At the 2013 ASCO meeting, investigators of a large Danish study have concluded that surveillance alone following surgery for stage I seminoma is sufficient, sparing patients in this setting from the unnecessary expense and associated toxicities of chemotherapy and radiation treatment.
At the 2013 meeting of the American Society of Clinical Oncology (ASCO), investigators of a large Danish study (abstract 4502)-which they say represents “the largest cohort ever published of stage I seminoma patients followed on a surveillance program” and which followed patients for a median of 15 years post surgery-have concluded that surveillance alone following surgery for stage I seminoma is sufficient, sparing patients in this setting from the unnecessary expense and associated toxicities of chemotherapy and radiation treatment.

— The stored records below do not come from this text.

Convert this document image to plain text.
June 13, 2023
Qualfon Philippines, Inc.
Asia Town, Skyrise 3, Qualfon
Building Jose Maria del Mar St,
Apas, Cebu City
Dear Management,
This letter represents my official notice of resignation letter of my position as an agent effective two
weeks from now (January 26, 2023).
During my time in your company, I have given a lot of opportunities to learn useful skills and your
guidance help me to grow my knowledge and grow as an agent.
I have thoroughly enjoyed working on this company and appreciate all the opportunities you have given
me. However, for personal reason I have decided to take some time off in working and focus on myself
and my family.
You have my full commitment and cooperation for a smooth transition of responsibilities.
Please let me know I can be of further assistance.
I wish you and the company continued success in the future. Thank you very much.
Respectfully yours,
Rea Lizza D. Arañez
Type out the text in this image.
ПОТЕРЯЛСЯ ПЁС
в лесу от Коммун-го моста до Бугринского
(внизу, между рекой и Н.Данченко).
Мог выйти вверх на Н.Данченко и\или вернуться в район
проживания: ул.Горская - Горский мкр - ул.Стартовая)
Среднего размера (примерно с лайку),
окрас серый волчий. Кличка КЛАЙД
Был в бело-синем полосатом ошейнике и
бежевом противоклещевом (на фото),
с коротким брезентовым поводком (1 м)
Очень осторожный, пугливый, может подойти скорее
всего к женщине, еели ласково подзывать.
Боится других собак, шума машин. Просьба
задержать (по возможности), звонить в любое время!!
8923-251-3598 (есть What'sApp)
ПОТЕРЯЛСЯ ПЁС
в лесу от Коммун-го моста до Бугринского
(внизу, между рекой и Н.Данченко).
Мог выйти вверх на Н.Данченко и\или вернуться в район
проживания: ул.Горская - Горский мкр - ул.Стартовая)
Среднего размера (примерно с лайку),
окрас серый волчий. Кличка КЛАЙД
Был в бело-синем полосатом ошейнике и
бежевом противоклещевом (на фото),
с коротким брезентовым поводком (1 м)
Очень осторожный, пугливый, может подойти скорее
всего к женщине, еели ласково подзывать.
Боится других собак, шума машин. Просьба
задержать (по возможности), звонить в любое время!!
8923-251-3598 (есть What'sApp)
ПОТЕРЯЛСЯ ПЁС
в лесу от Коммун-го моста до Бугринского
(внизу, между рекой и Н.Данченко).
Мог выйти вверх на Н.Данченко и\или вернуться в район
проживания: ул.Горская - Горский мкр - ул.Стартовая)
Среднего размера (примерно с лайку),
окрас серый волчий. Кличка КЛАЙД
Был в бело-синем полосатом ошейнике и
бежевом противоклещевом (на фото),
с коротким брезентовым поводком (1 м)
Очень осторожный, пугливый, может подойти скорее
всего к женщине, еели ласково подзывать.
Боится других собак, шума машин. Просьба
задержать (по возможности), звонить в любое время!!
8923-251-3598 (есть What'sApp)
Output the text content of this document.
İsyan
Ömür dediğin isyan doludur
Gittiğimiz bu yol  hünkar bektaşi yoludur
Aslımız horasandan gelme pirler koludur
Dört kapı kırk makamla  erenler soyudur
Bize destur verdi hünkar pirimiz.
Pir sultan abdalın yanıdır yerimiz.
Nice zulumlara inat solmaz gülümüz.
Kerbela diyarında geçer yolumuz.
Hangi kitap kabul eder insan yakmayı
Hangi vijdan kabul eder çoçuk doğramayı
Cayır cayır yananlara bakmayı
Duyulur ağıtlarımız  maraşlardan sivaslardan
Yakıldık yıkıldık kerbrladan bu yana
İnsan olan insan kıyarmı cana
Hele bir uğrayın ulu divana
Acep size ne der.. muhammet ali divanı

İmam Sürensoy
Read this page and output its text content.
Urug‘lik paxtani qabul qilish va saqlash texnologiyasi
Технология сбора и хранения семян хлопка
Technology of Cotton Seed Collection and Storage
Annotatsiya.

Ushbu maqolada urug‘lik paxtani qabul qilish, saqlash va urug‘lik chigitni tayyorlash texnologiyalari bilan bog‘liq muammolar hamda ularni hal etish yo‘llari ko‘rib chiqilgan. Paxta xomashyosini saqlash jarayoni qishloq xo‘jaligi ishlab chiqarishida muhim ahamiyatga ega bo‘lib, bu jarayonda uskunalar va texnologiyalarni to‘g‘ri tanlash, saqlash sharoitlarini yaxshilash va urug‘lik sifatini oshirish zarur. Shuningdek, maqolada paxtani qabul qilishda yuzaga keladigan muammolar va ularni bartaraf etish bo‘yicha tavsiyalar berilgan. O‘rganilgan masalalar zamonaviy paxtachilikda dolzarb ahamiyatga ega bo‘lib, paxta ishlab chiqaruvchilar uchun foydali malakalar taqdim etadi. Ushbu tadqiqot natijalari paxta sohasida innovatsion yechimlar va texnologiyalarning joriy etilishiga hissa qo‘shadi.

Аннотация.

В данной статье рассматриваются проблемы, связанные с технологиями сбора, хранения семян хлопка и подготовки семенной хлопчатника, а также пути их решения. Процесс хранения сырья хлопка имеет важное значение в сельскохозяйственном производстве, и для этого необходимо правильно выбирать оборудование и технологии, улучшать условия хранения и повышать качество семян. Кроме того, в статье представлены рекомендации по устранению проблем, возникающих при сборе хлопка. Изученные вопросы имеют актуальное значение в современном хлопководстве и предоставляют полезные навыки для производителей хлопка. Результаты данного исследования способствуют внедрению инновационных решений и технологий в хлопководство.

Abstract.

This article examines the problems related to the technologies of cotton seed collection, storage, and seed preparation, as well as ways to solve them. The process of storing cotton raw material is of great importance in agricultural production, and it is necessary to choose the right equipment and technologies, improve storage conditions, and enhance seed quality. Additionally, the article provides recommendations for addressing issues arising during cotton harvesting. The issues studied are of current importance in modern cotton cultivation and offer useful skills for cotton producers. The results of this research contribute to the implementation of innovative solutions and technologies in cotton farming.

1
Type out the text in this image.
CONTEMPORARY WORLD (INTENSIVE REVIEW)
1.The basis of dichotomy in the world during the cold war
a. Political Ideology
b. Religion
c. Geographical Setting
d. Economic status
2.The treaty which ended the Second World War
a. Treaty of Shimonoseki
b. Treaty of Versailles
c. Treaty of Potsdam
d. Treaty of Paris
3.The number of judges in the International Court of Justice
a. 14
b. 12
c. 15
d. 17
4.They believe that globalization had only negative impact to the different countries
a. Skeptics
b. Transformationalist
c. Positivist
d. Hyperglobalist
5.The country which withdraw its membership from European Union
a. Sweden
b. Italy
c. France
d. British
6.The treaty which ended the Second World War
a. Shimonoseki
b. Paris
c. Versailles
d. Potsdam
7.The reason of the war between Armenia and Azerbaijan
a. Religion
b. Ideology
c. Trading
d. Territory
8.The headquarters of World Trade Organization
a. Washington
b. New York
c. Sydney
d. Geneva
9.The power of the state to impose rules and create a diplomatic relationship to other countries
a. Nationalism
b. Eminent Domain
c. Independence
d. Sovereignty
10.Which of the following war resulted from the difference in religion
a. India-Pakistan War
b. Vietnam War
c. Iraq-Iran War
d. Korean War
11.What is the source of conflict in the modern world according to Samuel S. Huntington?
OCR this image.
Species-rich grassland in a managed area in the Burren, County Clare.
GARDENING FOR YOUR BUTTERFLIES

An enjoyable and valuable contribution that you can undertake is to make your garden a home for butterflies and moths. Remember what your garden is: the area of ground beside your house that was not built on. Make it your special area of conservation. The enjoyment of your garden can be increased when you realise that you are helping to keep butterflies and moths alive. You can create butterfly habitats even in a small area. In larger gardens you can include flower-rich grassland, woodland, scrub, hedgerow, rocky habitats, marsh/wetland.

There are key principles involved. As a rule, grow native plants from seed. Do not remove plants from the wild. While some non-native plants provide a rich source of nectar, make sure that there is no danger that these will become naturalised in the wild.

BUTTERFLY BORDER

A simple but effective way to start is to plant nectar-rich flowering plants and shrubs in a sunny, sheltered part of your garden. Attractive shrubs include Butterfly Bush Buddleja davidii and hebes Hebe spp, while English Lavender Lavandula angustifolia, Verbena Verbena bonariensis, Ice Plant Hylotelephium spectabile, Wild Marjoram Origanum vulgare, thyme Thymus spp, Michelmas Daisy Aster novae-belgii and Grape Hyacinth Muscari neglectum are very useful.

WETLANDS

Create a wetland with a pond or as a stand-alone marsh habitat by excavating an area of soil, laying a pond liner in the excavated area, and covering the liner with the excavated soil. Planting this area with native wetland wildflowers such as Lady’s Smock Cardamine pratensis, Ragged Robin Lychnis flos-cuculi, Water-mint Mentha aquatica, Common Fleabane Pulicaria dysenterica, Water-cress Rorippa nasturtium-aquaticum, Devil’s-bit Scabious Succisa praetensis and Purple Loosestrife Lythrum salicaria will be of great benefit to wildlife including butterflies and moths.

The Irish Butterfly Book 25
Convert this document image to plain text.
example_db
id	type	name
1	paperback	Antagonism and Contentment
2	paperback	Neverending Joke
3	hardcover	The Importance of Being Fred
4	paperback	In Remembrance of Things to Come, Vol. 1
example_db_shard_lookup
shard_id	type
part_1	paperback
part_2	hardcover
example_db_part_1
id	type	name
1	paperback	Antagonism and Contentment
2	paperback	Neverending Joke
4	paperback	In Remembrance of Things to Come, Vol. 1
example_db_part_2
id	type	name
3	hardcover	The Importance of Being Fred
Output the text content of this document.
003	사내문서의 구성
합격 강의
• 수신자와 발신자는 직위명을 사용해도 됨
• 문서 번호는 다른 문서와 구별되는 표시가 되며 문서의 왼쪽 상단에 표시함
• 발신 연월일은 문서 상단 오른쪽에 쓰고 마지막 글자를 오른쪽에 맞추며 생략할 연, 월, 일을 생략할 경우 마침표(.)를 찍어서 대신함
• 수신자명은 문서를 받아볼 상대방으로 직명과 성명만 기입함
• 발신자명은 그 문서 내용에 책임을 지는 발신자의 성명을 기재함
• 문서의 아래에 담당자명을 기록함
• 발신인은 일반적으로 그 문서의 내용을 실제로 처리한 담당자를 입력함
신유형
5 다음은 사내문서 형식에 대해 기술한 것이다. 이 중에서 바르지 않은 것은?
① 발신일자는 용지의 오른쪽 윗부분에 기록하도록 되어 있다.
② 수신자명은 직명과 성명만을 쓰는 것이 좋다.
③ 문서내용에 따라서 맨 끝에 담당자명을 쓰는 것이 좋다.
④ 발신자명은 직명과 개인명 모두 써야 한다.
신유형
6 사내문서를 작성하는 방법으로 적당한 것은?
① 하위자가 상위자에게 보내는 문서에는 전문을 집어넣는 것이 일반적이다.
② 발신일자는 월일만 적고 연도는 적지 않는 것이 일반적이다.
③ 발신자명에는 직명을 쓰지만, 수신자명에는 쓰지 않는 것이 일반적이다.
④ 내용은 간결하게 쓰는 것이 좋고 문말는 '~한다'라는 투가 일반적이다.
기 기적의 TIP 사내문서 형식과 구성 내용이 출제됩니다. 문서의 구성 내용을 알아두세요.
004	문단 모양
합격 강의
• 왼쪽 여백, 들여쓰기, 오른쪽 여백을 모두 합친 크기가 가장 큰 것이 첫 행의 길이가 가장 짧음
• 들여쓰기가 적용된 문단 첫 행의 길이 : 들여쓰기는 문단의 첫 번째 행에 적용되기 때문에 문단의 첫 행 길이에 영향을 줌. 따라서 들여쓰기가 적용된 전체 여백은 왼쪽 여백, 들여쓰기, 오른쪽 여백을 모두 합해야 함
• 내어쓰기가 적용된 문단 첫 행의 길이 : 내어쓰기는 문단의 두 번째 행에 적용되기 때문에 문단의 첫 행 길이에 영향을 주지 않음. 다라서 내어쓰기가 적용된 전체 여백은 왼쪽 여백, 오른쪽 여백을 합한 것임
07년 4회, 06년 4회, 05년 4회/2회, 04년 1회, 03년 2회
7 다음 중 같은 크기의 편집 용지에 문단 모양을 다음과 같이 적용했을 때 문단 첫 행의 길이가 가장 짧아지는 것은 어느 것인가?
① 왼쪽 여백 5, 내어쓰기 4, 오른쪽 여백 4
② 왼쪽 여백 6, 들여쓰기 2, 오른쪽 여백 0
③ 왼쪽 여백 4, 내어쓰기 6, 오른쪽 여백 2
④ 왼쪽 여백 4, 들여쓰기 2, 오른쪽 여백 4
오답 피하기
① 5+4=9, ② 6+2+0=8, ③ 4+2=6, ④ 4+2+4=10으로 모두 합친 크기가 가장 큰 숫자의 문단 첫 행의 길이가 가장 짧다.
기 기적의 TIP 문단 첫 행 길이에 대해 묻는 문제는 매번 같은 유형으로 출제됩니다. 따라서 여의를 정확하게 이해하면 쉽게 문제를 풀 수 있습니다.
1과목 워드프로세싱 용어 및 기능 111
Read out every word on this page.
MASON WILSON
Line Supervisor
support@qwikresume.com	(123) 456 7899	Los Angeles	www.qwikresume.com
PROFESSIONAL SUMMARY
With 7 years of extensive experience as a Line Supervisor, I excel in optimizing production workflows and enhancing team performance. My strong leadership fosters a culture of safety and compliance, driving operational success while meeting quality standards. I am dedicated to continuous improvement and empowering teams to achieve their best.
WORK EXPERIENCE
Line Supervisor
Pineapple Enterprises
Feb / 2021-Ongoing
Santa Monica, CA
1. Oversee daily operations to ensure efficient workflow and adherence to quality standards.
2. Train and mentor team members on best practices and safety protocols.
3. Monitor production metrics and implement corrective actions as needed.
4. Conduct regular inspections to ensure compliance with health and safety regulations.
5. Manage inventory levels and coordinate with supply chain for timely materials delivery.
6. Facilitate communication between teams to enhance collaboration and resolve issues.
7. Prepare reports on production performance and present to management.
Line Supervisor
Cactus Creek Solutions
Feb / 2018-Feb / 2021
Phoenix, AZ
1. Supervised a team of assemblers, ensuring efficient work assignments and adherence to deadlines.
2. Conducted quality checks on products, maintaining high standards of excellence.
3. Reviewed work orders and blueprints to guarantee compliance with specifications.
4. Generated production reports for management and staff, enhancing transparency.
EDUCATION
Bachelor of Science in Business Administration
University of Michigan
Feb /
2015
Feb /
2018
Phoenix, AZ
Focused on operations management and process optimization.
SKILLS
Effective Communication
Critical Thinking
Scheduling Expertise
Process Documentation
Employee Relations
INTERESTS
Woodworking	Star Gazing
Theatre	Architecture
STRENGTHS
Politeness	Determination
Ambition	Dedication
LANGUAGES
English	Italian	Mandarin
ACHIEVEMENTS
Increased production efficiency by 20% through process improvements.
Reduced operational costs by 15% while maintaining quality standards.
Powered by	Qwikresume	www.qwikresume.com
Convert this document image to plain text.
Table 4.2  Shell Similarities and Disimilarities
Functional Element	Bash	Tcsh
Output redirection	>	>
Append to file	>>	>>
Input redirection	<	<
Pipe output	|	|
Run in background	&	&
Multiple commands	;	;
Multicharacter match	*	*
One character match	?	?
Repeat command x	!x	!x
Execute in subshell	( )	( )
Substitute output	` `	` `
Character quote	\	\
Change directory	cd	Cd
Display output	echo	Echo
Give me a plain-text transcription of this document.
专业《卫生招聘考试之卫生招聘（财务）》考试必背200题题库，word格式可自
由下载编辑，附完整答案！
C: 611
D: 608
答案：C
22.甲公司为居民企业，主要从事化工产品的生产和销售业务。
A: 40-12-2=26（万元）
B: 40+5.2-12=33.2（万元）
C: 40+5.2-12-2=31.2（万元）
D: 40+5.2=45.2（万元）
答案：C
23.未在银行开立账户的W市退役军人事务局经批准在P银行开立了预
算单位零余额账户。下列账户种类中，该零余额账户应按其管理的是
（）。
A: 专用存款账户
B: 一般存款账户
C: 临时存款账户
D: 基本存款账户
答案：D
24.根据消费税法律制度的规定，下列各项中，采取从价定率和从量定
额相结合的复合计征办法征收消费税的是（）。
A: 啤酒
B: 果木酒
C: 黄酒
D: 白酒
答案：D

Testicular cancer is the most common solid tumor among young men, and seminoma accounts for about 50% of testicular cancer cases. About 4,000 new cases of stage I seminoma-cancer localized to the testicle and with no clinical, imaging, or biochemical evidence of disease-will be diagnosed in the US this year. Stage I seminoma is typically treated with orchiectomy and followed by surveillance, which consists of 5 years of scheduled physical exams, chest X-rays, CT scans, and blood tests. According to an ASCO press release, surveillance is the follow-up strategy of choice in Denmark, whereas in the US, about half of stage I seminoma patients are managed with surveillance alone post-orchiectomy, while the remainder are treated with either radiotherapy or carboplatin chemotherapy following surgery.
The Danish study (abstract 4502) was presented at ASCO by Mette Saks Mortensen, MD, a PhD student at the Department of oncology at the Copenhagen University Hospital, Copenhagen, Denmark, and the research was supported in part by The Danish Cancer Society, The Danish Cancer Research Foundation, and the Preben and Anna Simonsen Foundation.
A clinical database was used to identify a total of 4,683 patients who had germ cell cancer diagnosed from 1984 to 2007. Among these patients, 1,822 with stage I seminoma were being managed with active surveillance post-orchiectomy. The investigators gathered possible prognostic factors for relapse from patient files and pathology reports. Linking the clinical database to the Danish National Patient Registry and Danish Register of Causes of Death enabled them to follow the patients’ relapse and mortality data.
Median follow-up was 15.4 years (range, 0–28 years). There were 355 relapses (19.5%), which were treated with radiotherapy in 216 patients, chemotherapy in 136 patients, and surgery in 3 patients.
The median time to relapse was 13.7 months. The investigators reported that 72.4% (257 patients) relapsed in 1 to 2 years, 20.3% (72 patients) relapsed in 2 to 4 years, and the remainder relapsed after more than 4 years. Statistically significant predictors of relapse included tumor size > 4 cm (about 1.5 inches), evidence of invasion, and a human chorionic gonadotropin (HCG) level > 200 IU/L.
However, the investigators found that stage I seminoma patients have excellent 10-year disease-specific survival of 99.5%: only 10 patients (0.55%) died of testicular cancer or treatment-related causes. “This means only 4 of 1,000 patients with stage I seminoma will die 10 years after their treatment,” commented ASCO President-elect Clifford Hudis, MD, from Memorial Sloan-Kettering Cancer Center.
In conclusion, Dr. Mortensen commented that the three predictors of relapse uncovered in the study “can help us identify ‘high-risk’ patients who may need adjuvant therapy instead of surveillance.” She said that, “in general, seminoma stage I patients can safely be followed on a surveillance program,” and she and her coauthors noted in their written abstract that “[S]everal international guidelines are now in agreement” that surveillance is the preferred management option in this setting.